A number of changes can occur at this time, and they include:
- symbols added or removed
- static variables added or removed
- function signatures added or removed
- class members added or removed
- object binary layout changes
- object vtables changes
The minor version is incremented when new functionality is added to the library. This change attempts to retain API compatibility, but may break ABI compatibility in a minor manner. This change should not not break clients using public interfaces.
Broadly speaking, this change means the library is being advanced without breaking changes. For example, HMQV and FHMQV were added at 5.7, but clients that linked against 5.6.2 or 5.6.3 could use it without requiring a recompile. In this case, new classes were added; and no existing classes we modified.
An example of a minor break to the ABI is adding symbols to an existing class (as opposed to adding a new class). When symbols are added to the existing class, symbols within the scope of the class change and the vtable may change. RDRAND and RDSEED cause a minor ABI break in the CPU class because it added two symbols (g_hasRDRAND and g_hasRDSEED) and two functions (HasRDRAND() and HasRDSEED()).
The compatibility version is bumped when a bug fix or maintenance release occurs. This change attempts to retain both ABI and API compatibility. This change should not break clients, and sometimes includes new functionality.
Broadly speaking, this change means the library is fixing undesired or errant behavior. For example, many of the changes between 5.6.2 and 5.6.3 were remediations to findings from tools like Undefined Behavior sanitizer, Address sanitizer and Valgrind.
After releasing the library the project's version should be bumped. For example, if Crypto++ 5.6.4 was released, then the compatibility number should be changed from 4 to 5 in in 5.6.5. And if Crypto++ 5.7.0 was released, then the version should be changed to 5.7.1.
This change helps with user questions that start with "I'm using Crypto++ 5.6.3 and I'm having problems with ...". When the project encounters the question, its unclear if its the 5.6.3 release ZIP, or Master without the next version bump. The change also helps determine the actual compatibility level during development. That is, if Master advertises version information X.Y.Z, then it better be compatible with X.Y.
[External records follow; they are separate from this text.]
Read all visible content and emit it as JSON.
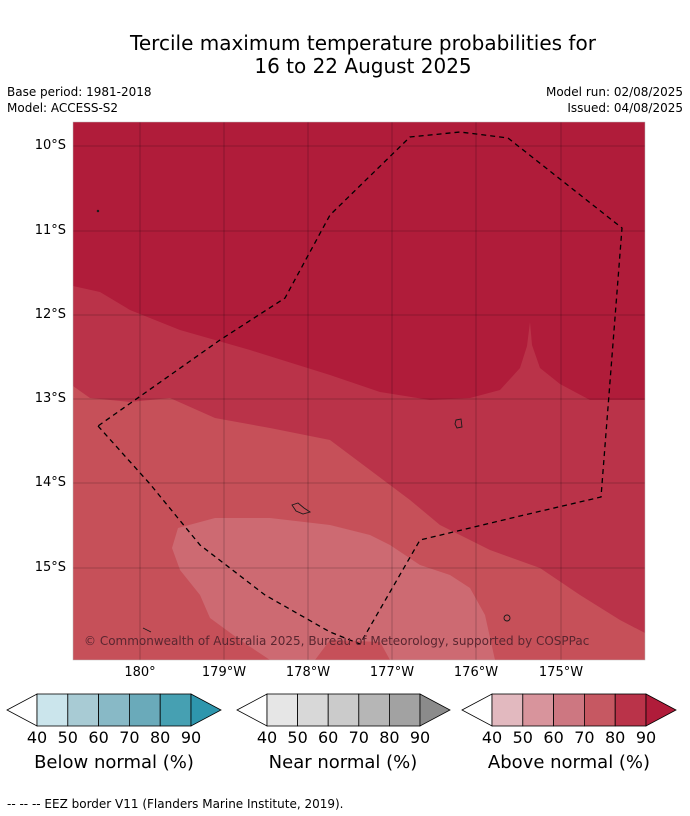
{
  "title": {
    "line1": "Tercile maximum temperature probabilities for",
    "line2": "16 to 22 August 2025"
  },
  "meta": {
    "base_period": "Base period: 1981-2018",
    "model": "Model: ACCESS-S2",
    "model_run": "Model run: 02/08/2025",
    "issued": "Issued: 04/08/2025"
  },
  "map": {
    "y_ticks": [
      "10°S",
      "11°S",
      "12°S",
      "13°S",
      "14°S",
      "15°S"
    ],
    "x_ticks": [
      "180°",
      "179°W",
      "178°W",
      "177°W",
      "176°W",
      "175°W"
    ],
    "copyright": "© Commonwealth of Australia 2025, Bureau of Meteorology, supported by COSPPac",
    "colors": {
      "above_90": "#b01c3a",
      "above_80": "#ba3349",
      "above_70": "#c65059",
      "above_60": "#cd6a72",
      "eez_border": "#000000"
    }
  },
  "legend": {
    "below": {
      "label": "Below normal (%)",
      "ticks": [
        "40",
        "50",
        "60",
        "70",
        "80",
        "90"
      ],
      "colors": [
        "#ffffff",
        "#cbe5ec",
        "#a8cbd4",
        "#88b9c6",
        "#6aaaba",
        "#46a0b2",
        "#2e96ad"
      ]
    },
    "near": {
      "label": "Near normal (%)",
      "ticks": [
        "40",
        "50",
        "60",
        "70",
        "80",
        "90"
      ],
      "colors": [
        "#ffffff",
        "#e6e6e6",
        "#d8d8d8",
        "#cbcbcb",
        "#b6b6b6",
        "#a2a2a2",
        "#8b8b8b"
      ]
    },
    "above": {
      "label": "Above normal (%)",
      "ticks": [
        "40",
        "50",
        "60",
        "70",
        "80",
        "90"
      ],
      "colors": [
        "#ffffff",
        "#e2b9bf",
        "#d8949c",
        "#cd7781",
        "#c65862",
        "#ba3349",
        "#b01c3a"
      ]
    }
  },
  "footer": "--  --  -- EEZ border V11 (Flanders Marine Institute, 2019)."
}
Its also OK to release under a more appropriate version number. For example, the following is perfectly valid: release 5.6.3, bump to 5.6.4 during development, and then release 5.7.0. In this case version information is monotonically increasing, and there is no confusion or disambiguation needed.
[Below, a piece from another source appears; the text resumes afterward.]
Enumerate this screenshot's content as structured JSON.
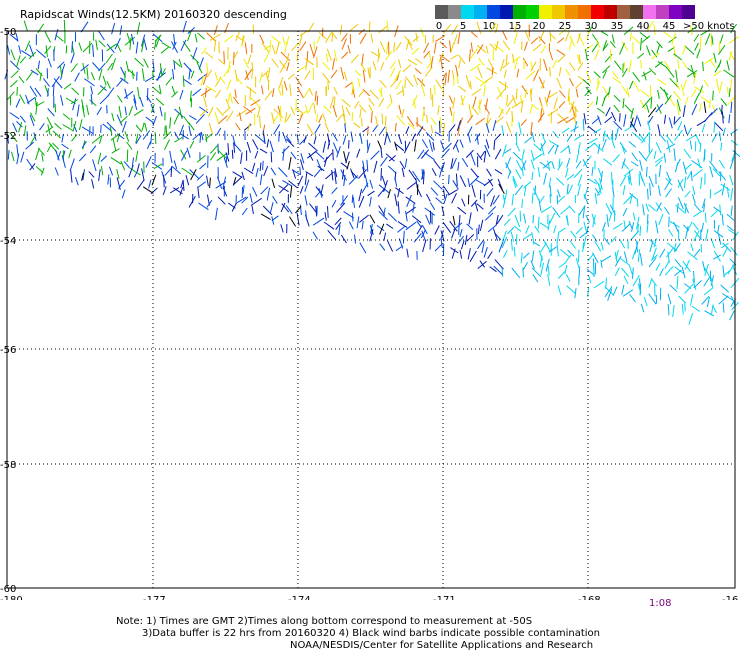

The locations of version numbers are:
- config.h and CRYPTOPP_VERSION
- cryptlib.h and Doxygen comment
- cryptopp.rc and VERSION_INFO block
- GNUmakefile and libcryptopp.pc recipe
- Doxyfile and PROJECT_NUMBER
- Readme.txt and version number
- change-version.sh in TestScripts
Also see the discussion Post-release version number increment on the user mailing list.
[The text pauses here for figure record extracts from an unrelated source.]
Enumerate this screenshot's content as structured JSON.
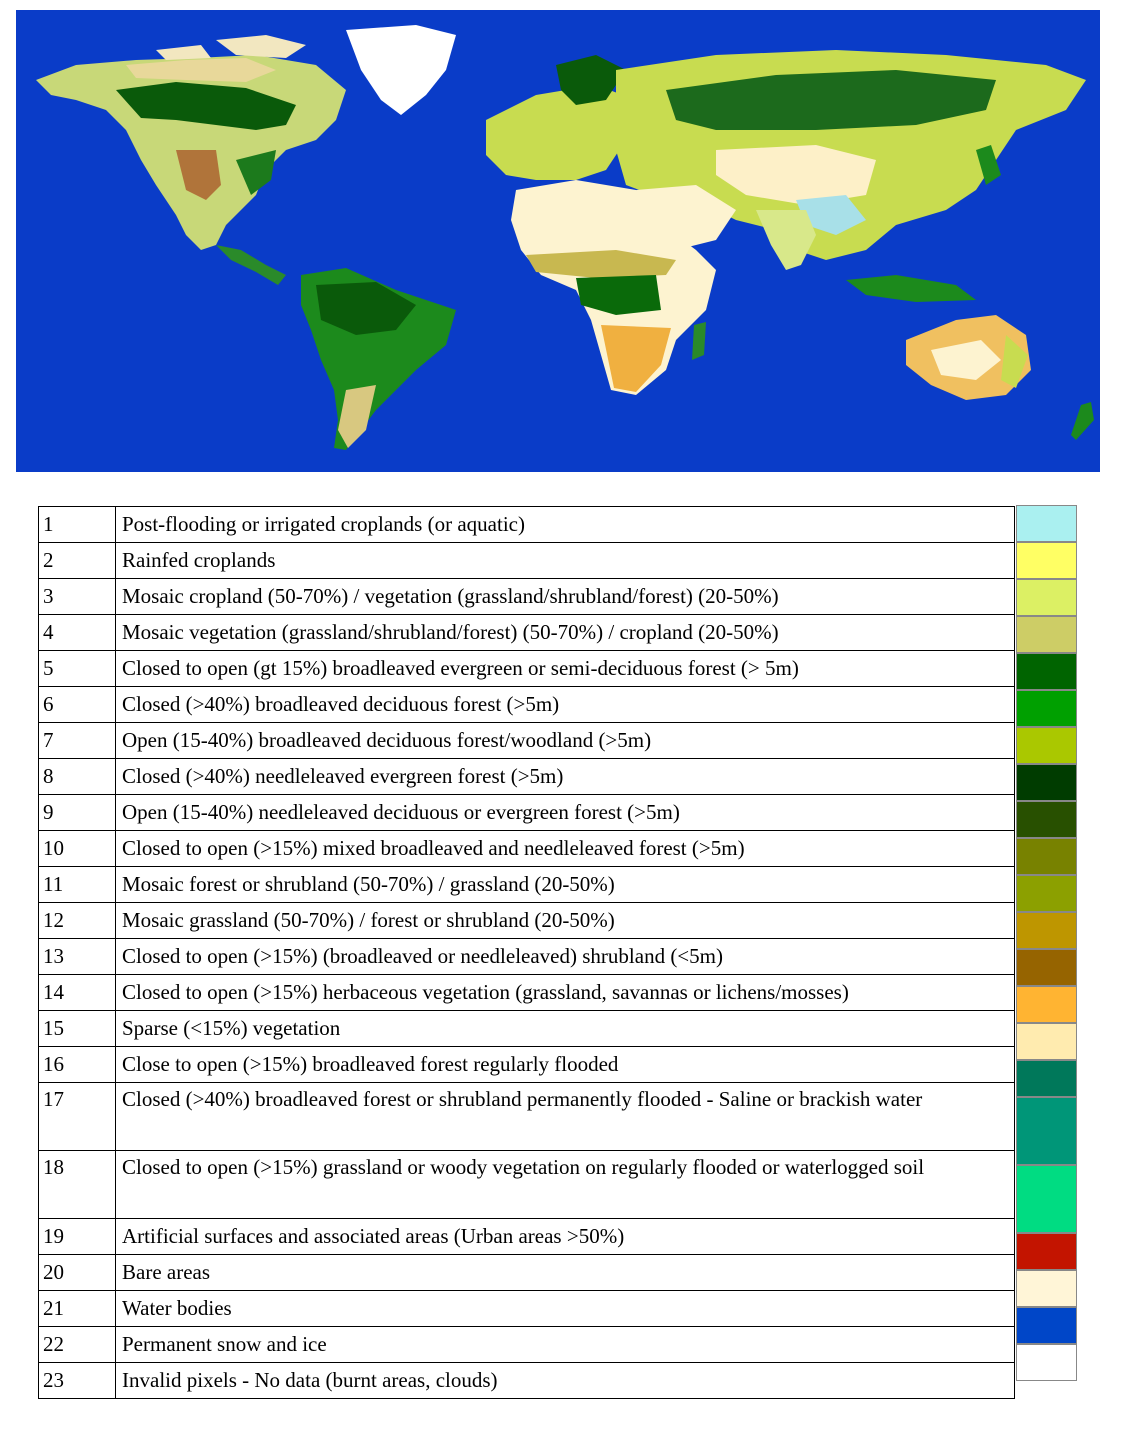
{
  "colors": {
    "water": "#0a3cc8",
    "ice": "#ffffff",
    "bare": "#fdf3d0",
    "forest_dark": "#0a5a0a",
    "forest": "#1c8a1c",
    "crop": "#c8dc50",
    "shrub": "#a0641e",
    "herb": "#f0b040",
    "irrigated": "#a8eef0"
  },
  "legend": [
    {
      "num": "1",
      "label": "Post-flooding or irrigated croplands (or aquatic)",
      "color": "#aaf0f0"
    },
    {
      "num": "2",
      "label": "Rainfed croplands",
      "color": "#ffff64"
    },
    {
      "num": "3",
      "label": "Mosaic cropland (50-70%) / vegetation (grassland/shrubland/forest) (20-50%)",
      "color": "#dcf064"
    },
    {
      "num": "4",
      "label": "Mosaic vegetation (grassland/shrubland/forest) (50-70%) / cropland (20-50%)",
      "color": "#cdcd66"
    },
    {
      "num": "5",
      "label": "Closed to open (gt 15%) broadleaved evergreen or semi-deciduous forest (> 5m)",
      "color": "#006400"
    },
    {
      "num": "6",
      "label": "Closed (>40%) broadleaved deciduous forest (>5m)",
      "color": "#00a000"
    },
    {
      "num": "7",
      "label": "Open (15-40%) broadleaved deciduous forest/woodland (>5m)",
      "color": "#aac800"
    },
    {
      "num": "8",
      "label": "Closed (>40%) needleleaved evergreen forest (>5m)",
      "color": "#003c00"
    },
    {
      "num": "9",
      "label": "Open (15-40%) needleleaved deciduous or evergreen forest (>5m)",
      "color": "#285000"
    },
    {
      "num": "10",
      "label": "Closed to open (>15%) mixed broadleaved and needleleaved forest (>5m)",
      "color": "#788200"
    },
    {
      "num": "11",
      "label": "Mosaic forest or shrubland (50-70%) / grassland (20-50%)",
      "color": "#8ca000"
    },
    {
      "num": "12",
      "label": "Mosaic grassland (50-70%) / forest or shrubland (20-50%)",
      "color": "#be9600"
    },
    {
      "num": "13",
      "label": "Closed to open (>15%) (broadleaved or needleleaved) shrubland (<5m)",
      "color": "#966400"
    },
    {
      "num": "14",
      "label": "Closed to open (>15%) herbaceous vegetation (grassland, savannas or  lichens/mosses)",
      "color": "#ffb432"
    },
    {
      "num": "15",
      "label": "Sparse (<15%) vegetation",
      "color": "#ffebaf"
    },
    {
      "num": "16",
      "label": "Close to open (>15%) broadleaved forest regularly flooded",
      "color": "#00785a"
    },
    {
      "num": "17",
      "label": "Closed (>40%) broadleaved forest or shrubland permanently flooded - Saline or brackish water",
      "color": "#009678"
    },
    {
      "num": "18",
      "label": "Closed to open (>15%) grassland or woody vegetation on regularly flooded or waterlogged soil",
      "color": "#00dc82"
    },
    {
      "num": "19",
      "label": "Artificial surfaces and associated areas (Urban areas >50%)",
      "color": "#c31400"
    },
    {
      "num": "20",
      "label": "Bare areas",
      "color": "#fff5d7"
    },
    {
      "num": "21",
      "label": "Water bodies",
      "color": "#0046c8"
    },
    {
      "num": "22",
      "label": "Permanent snow and ice",
      "color": "#ffffff"
    },
    {
      "num": "23",
      "label": "Invalid pixels - No data (burnt areas, clouds)",
      "color": ""
    }
  ]
}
Distributions must often maintain a list of files to include in a DEB, RPM or other package. The following will list files added and removed between tagged releases:
$ git clone https://github.com/weidai11/cryptopp.git cryptopp $ cd cryptopp $ git diff-tree -r --summary CRYPTOPP_5_6_2 CRYPTOPP_5_6_3 | grep -v "change" create mode 100644 Filelist.txt create mode 100755 GNUmakefile-cross create mode 100644 Install.txt create mode 100644 TestVectors/hkdf.txt create mode 100644 config.recommend create mode 100755 cryptest.sh create mode 100644 hkdf.h create mode 100755 make-rdrand.cmd create mode 100644 mersenne.h create mode 100755 rdrand-masm.cmd create mode 100755 rdrand-nasm.sh create mode 100644 rdrand.S create mode 100644 rdrand.asm create mode 100644 rdrand.cpp create mode 100644 rdrand.h create mode 100644 trap.h create mode 100644 vs2010.zip
Thanks to CJM on the Unix & Linux Stack Exchnage for the suggestion.